Other recommendations are that it should be compulsory to fit head-lights with a dipping or swivelling device; that all new roads should be provided with foot-paths with as good a surface as that of the roads themselves (how sensible! otherwise the walkers would be found on the roads after all), and that walkers ought to be encouraged to keep to the left. This is sensible again. Our national custom has been to keep to the right on foot, but it is clear that in order to keep one's eye on on-coming traffic one ought to be on the left. The trouble is that at present the old rule is gradually losing sanction, but no new rule has definitely replaced it.

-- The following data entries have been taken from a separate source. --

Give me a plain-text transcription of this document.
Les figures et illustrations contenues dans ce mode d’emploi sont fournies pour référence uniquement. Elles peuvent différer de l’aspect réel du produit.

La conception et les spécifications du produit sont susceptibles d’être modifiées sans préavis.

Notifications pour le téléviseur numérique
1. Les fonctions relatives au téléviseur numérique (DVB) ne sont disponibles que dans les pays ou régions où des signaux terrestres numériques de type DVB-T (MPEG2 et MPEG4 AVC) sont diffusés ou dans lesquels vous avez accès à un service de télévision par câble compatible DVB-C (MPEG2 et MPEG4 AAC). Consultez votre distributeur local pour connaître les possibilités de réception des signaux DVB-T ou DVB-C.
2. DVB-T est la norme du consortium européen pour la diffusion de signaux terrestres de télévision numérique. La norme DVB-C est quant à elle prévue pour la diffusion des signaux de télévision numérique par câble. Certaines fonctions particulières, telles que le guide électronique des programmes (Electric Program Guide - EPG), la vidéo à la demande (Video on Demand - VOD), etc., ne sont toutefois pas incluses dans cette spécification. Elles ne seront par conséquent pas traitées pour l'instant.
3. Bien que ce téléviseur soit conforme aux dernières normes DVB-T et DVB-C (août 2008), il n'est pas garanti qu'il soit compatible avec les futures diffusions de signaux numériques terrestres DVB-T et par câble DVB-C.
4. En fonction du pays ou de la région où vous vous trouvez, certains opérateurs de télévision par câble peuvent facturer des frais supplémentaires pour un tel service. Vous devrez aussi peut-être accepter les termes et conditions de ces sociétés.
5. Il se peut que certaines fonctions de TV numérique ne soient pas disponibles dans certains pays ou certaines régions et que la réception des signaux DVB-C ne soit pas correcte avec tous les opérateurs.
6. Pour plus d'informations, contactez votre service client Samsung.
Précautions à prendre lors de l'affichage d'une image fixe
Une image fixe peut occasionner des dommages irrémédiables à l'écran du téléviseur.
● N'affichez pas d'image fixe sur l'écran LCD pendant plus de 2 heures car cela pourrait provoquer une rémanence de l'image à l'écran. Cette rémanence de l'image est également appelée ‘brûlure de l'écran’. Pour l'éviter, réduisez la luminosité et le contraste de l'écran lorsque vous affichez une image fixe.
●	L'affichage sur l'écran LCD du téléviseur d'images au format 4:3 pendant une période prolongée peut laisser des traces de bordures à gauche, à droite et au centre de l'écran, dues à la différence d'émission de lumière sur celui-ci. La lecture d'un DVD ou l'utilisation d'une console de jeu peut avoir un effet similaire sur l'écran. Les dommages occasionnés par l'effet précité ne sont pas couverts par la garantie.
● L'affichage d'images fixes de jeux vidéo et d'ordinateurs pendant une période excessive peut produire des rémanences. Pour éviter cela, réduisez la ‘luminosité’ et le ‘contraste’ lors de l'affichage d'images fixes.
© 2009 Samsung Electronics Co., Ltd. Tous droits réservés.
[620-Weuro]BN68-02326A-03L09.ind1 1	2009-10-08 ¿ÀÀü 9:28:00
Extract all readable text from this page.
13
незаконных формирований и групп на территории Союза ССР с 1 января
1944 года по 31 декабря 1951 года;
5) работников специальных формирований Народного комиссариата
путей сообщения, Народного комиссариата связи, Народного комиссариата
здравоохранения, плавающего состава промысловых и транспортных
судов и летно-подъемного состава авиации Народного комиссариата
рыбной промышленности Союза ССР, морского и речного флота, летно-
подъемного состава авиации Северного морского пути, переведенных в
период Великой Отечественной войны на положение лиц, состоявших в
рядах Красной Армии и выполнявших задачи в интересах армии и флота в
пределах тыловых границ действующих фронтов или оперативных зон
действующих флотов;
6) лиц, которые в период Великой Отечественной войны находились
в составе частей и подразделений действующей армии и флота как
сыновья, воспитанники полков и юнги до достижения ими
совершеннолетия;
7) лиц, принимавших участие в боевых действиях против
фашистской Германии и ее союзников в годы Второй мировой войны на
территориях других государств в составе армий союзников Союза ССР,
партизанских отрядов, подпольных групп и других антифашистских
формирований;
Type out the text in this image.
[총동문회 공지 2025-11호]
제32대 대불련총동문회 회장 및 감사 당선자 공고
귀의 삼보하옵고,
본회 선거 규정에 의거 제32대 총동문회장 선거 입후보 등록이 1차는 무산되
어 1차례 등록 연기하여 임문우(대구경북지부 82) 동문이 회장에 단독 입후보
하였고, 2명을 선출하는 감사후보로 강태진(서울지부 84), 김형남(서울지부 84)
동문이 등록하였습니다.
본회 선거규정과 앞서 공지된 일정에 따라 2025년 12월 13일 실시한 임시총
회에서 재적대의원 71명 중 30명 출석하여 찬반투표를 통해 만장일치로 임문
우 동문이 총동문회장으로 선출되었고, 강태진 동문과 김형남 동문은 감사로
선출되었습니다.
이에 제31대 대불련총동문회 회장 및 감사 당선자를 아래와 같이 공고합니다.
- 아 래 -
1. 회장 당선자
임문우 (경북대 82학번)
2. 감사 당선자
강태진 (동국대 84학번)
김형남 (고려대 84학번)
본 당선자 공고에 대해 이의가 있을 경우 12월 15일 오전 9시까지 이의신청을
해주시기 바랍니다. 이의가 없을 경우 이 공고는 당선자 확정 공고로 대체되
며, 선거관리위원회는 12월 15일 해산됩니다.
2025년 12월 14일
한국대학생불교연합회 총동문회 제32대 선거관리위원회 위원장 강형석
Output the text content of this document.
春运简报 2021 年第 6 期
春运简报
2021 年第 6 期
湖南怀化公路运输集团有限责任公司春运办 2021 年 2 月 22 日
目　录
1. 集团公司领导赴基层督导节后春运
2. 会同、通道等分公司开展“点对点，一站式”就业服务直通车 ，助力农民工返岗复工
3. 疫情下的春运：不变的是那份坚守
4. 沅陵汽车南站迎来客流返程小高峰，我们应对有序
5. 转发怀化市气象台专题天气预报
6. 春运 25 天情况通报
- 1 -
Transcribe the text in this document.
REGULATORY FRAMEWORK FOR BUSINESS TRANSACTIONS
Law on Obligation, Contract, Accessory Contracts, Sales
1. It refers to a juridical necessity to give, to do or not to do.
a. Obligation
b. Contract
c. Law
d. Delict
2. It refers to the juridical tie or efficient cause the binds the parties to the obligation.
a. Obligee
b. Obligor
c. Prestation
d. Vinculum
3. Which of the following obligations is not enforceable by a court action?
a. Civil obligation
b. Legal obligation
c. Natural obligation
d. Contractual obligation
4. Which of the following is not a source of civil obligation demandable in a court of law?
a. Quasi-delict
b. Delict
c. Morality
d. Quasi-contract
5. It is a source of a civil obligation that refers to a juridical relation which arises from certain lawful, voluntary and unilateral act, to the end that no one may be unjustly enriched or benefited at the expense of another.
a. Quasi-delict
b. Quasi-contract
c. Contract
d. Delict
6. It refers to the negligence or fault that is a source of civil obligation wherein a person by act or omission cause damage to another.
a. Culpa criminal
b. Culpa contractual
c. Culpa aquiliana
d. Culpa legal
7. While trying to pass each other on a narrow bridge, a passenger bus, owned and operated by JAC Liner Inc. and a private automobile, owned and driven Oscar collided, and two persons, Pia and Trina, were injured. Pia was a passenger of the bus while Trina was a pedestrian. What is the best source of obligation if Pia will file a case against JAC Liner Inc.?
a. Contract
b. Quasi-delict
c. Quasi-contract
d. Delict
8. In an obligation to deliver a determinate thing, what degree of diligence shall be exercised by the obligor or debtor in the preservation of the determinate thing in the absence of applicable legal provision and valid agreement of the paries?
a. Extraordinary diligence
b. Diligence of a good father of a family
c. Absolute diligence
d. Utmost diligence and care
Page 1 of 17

Another useful recommendation is that an applicant for a driving licence should be required to make a declaration of "physical fitness." There would be no useless examination in driving useless because, as the Commission say, the drivers who "cut in" are not generally novices but skilful persons but only a declaration that the applicant is not epileptic or half blind or deaf. As regards charges of drunkenness, the Commission think that there should be a single uniform test. The question should be not whether a man is drunk in the necessarily varying medical sense, but whether, owing to drink, he had not "proper control" over his vehicle. We would even go so far as to suggest that it might be made illegal to supply drink to drivers of charabancs and such like vehicles while they are on duty. Anybody who has watched charabanc parties on a main road to and from some popular resort on a Saturday evening will know what we mean, though it is only right to add that the Commission speak highly of the standard of competence among the drivers of public vehicles. We could also wish that the Commission had drawn attention to the excessive hours of duty of some drivers of motor coaches, and the excessive size of the motor coaches themselves. The act of passing a large motor coach on half the country roads of England is in itself a danger.

Finally the Commission suggest that much can be done by education and propaganda. We agree. They suggest the circulation of a "Code of Customs." This would deal incidentally, of course, with the abomination of "cutting in," and with the dreadfully prevalent habit of going to the wrong side of the road to pass an obstruction, in defiance of the right of way which belongs to those coming in the other direction. Users of the canals in Holland know that every visitor is supplied with a book of General Regulations. It is the Bible of the Waterways. That is, in effect, what we want for our British roads.